C’est le rôle même que prend l’hôpital dans notre société qui est remis en question. Comment répondre aux misères, aux souffrances créées par cette société ? Comment l’hôpital pourrait-il rester un îlot de bien-être, alors que dès leur sortie, les patients sont confrontés aux mêmes problèmes : un travail aliénant qui détruit le corps et l’esprit, les problèmes d’argent, les problèmes de logement, etc… Par exemple, l’un des problèmes posés par certaines membres de la Coordination est celui des patients trop malades que l’hôpital renvoie chez eux lorsqu’il ne peut plus rien faire : que deviennent ces malades, et sur qui, à part leur famille, et plus précisément les femmes de leur famille, reposent désormais cette charge ?
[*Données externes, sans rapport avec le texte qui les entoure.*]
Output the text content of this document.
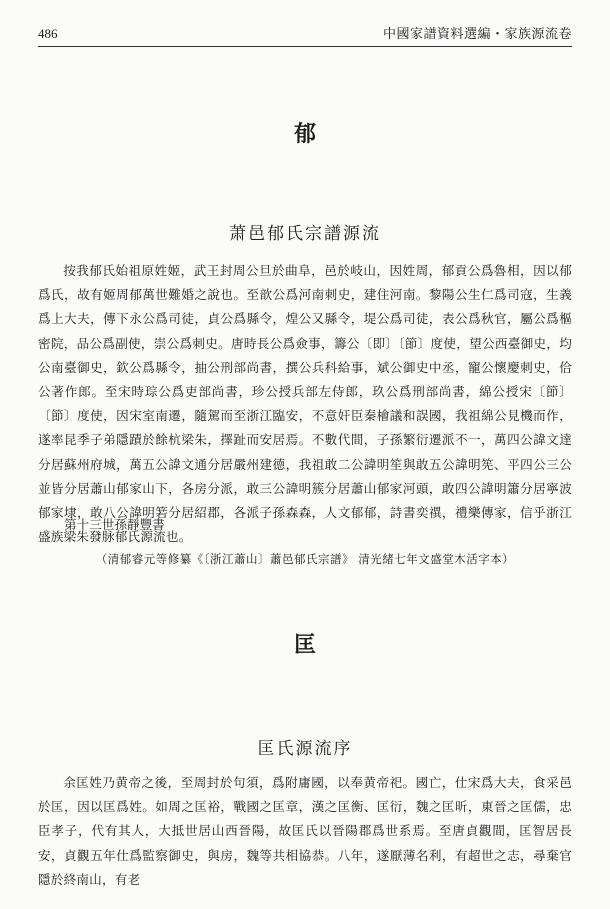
486	中國家譜資料選編・家族源流卷
郁
萧邑郁氏宗譜源流

按我郁氏始祖原姓姬，武王封周公旦於曲阜，邑於岐山，因姓周，郁貢公爲魯相，因以郁爲氏，故有姬周郁萬世難婚之說也。至歆公爲河南刺史，建住河南。黎陽公生仁爲司寇，生義爲上大夫，傳下永公爲司徒，貞公爲縣令，煌公又縣令，堤公爲司徒，表公爲秋官，屬公爲樞密院，品公爲副使，崇公爲刺史。唐時長公爲僉事，籌公〔即〕〔節〕度使，望公西臺御史，均公南臺御史，欽公爲縣令，抽公刑部尚書，撰公兵科給事，斌公御史中丞，寵公懷慶刺史，佮公著作郎。至宋時琮公爲吏部尚書，珍公授兵部左侍郎，玖公爲刑部尚書，綿公授宋〔節〕〔節〕度使，因宋室南遷，隨駕而至浙江臨安，不意奸臣秦檜議和誤國，我祖綿公見機而作，遂率昆季子弟隱蹟於餘杭梁朱，擇趾而安居焉。不數代間，子孫繁衍遷派不一，萬四公諱文達分居蘇州府城，萬五公諱文通分居嚴州建德，我祖敢二公諱明笙與敢五公諱明筅、平四公三公並皆分居蕭山郁家山下，各房分派，敢三公諱明簇分居蕭山郁家河頭，敢四公諱明簫分居寧波郁家埭，敢八公諱明箬分居紹郡，各派子孫森森，人文郁郁，詩書奕禩，禮樂傳家，信乎浙江盛族梁朱發脉郁氏源流也。

第十三世孫靜豐書
（清郁睿元等修纂《〔浙江蕭山〕蕭邑郁氏宗譜》 清光緒七年文盛堂木活字本）
匡
匡氏源流序

余匡姓乃黄帝之後，至周封於句須，爲附庸國，以奉黄帝祀。國亡，仕宋爲大夫，食采邑於匡，因以匡爲姓。如周之匡裕，戰國之匡章，漢之匡衡、匡衍，魏之匡昕，東晉之匡儒，忠臣孝子，代有其人，大抵世居山西晉陽，故匡氏以晉陽郡爲世系焉。至唐貞觀間，匡智居長安，貞觀五年仕爲監察御史，與房，魏等共相協恭。八年，遂厭薄名利，有超世之志，尋棄官隱於終南山，有老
D’ailleurs, dès le début du mouvement, émerge une prise de conscience de la part des infirmières, celle d’être soumise à une oppression spécifique en tant que femme : « Quand on a fait la première assemblée générale, en juin, il n’y a que les mecs qui ont pris la parole, parce qu’ils avaient l’habitude. [Avec une camarade infirmière], on s’est dit : « Mais c’est pas possible. […] On est une Coordination infirmière, on a des projets, on est 80% de femmes dans cette profession, et aujourd’hui il n’y a que des hommes qui ont pris la parole ! »[Entretien d’une infirmière citée dans Les infirmières et leur coordination, 1988-1989, Danièle Kergoat, François Imbert, Hélène Le Doaré et Danièle Senotier, Paris, Editions Lamarre, 1992, p.135.]. Pour lutter contre cela, la Coordination décide que pour représenter les infirmières, seules des femmes pourront être désignées comme porte-paroles, seules des femmes pourront faire partie du service d’ordre.
Le mouvement des infirmières est venu ébranler les rapports de notre société à la santé et au travail
De nombreuses infirmières mobilisées ne se disaient pas féministes, et pourtant leur combat pouvait résonner pour toutes les femmes travailleuses. En exigeant la reconnaissance d’une qualification professionnelle, en proposant une réflexion sur l’amélioration globale de la prise en charge médicale, elles ont remis en cause la division sexuelle du travail sur laquelle s’appuient les employeurs – « dévouement féminin » et subordination – pour mieux les exploiter. De fait, leur mouvement met au premier plan le rôle que les femmes travailleuses ont à jouer, non seulement dans la subversion de ce système patriarcal, mais également dans le renversement de l’hôpital capitaliste sur lequel il s’appuie.